Spectroscopic solution: NMR accesses membrane protein structures
- Published: Oct 1, 2011
- Author: David Bradley
- Channels: NMR Knowledge Base
Membrane proteins mediate so much of the information flow between cells and their surroundings. Understanding their molecular structure will inevitably give scientists insights into function and form as well as providing targets for novel pharmaceuticals when these proteins go awry.
Unfortunately, membrane proteins are notoriously difficult to study with X-ray crystallography, not least because they rarely form suitable crystals, if at all. High-resolution NMR spectroscopy, however, can probe protein structure in solution and even in situ and has a unique role to play in research into membrane proteins and drug discovery.

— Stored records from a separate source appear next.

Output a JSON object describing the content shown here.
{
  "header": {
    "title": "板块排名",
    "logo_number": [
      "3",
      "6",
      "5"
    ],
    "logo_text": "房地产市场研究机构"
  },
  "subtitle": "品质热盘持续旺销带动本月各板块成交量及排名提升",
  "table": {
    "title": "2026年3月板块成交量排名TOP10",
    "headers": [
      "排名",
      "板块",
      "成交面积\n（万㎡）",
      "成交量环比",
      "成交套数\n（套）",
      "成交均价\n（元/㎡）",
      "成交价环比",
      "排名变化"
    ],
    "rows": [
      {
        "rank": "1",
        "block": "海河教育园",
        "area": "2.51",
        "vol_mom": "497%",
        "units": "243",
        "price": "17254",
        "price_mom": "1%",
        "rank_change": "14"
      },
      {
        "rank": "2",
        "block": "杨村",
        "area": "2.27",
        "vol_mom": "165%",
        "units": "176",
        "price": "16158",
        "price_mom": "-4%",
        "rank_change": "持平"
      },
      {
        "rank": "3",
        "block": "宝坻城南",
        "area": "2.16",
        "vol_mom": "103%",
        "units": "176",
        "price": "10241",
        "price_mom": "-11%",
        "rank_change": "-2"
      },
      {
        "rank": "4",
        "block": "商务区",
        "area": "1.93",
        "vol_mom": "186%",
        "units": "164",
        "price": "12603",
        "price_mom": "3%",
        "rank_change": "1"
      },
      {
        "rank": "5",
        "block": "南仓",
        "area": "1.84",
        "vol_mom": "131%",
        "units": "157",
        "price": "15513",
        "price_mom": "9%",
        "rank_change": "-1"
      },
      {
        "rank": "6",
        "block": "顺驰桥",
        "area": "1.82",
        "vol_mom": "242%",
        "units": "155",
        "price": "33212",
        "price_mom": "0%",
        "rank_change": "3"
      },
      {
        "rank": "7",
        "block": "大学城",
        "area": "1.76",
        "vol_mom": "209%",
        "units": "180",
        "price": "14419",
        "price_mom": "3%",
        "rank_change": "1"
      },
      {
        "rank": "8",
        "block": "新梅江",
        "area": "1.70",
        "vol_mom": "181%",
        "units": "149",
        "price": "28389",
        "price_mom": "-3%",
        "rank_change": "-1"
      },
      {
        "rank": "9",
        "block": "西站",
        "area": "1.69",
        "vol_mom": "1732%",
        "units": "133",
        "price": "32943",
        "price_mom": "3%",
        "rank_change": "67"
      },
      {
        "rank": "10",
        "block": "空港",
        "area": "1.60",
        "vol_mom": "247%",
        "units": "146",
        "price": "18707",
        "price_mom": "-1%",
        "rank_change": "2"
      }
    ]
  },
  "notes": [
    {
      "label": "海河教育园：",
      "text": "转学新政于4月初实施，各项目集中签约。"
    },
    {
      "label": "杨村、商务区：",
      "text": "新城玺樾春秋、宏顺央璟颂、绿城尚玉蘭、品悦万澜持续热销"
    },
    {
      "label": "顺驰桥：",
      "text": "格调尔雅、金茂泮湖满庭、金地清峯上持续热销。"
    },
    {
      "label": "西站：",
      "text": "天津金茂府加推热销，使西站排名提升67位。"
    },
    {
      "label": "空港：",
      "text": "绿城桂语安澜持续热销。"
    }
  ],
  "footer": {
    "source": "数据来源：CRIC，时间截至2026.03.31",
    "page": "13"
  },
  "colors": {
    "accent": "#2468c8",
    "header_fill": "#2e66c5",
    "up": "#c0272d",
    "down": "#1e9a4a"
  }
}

Writing in the journal Current Opinion in Chemical Biology, CongBao Kang and Qingxin Li of the Agency for Science, Technology and Research, Singapore, explain how the term "membrane protein" usually refers to a subset of proteins attached to or associated with the membrane of a cell or an organelle. Almost one in three of cellular proteins are integral membrane proteins (IMPs) in which at least one part of the protein is embedded in the plasma membrane. It is these proteins that are involved in critical biological processes such as signal transduction and ion transportation; among them G protein-coupled receptors (GPCRs) and ion channels account for more than half of the targets for current pharmaceutical agents. This makes them not only important in terms of understanding the action of the majority of drugs but also potential targets for new drug discovery.
The team explains how recent advances in solution NMR spectroscopy have been used to determine the structures of membrane proteins that are either difficult to express, cannot be crystallised or which undergo conformational denaturation on extracting from the membrane and so offer only a distorted view of the active form of the protein. To address this latter problem, researchers have developed membrane-mimicking systems that allow solution NMR to be recorded on the proteins in a simulated real-life environment but without the clutter and noise associated with actual cells.
NMR has become a powerful tool, when used in conjunction with model membrane systems it is even more powerful. The researchers also point out that used in parallel with X-ray crystallography, powder diffraction, or synchrotron studies it can be more powerful still. Initially, NMR was limited to low-molecular weight proteins and to cytosolic proteins, but the technology and methodology is advancing rapidly. "With novel libraries specifically targeted at NMR screening (such as libraries containing 19F-labeled compounds) and the greater availability of structural information of membrane proteins, NMR will very probably play an important role in drug discovery," the team concludes.
The views represented in this article are solely those of the author and do not necessarily represent those of John Wiley and Sons, Ltd.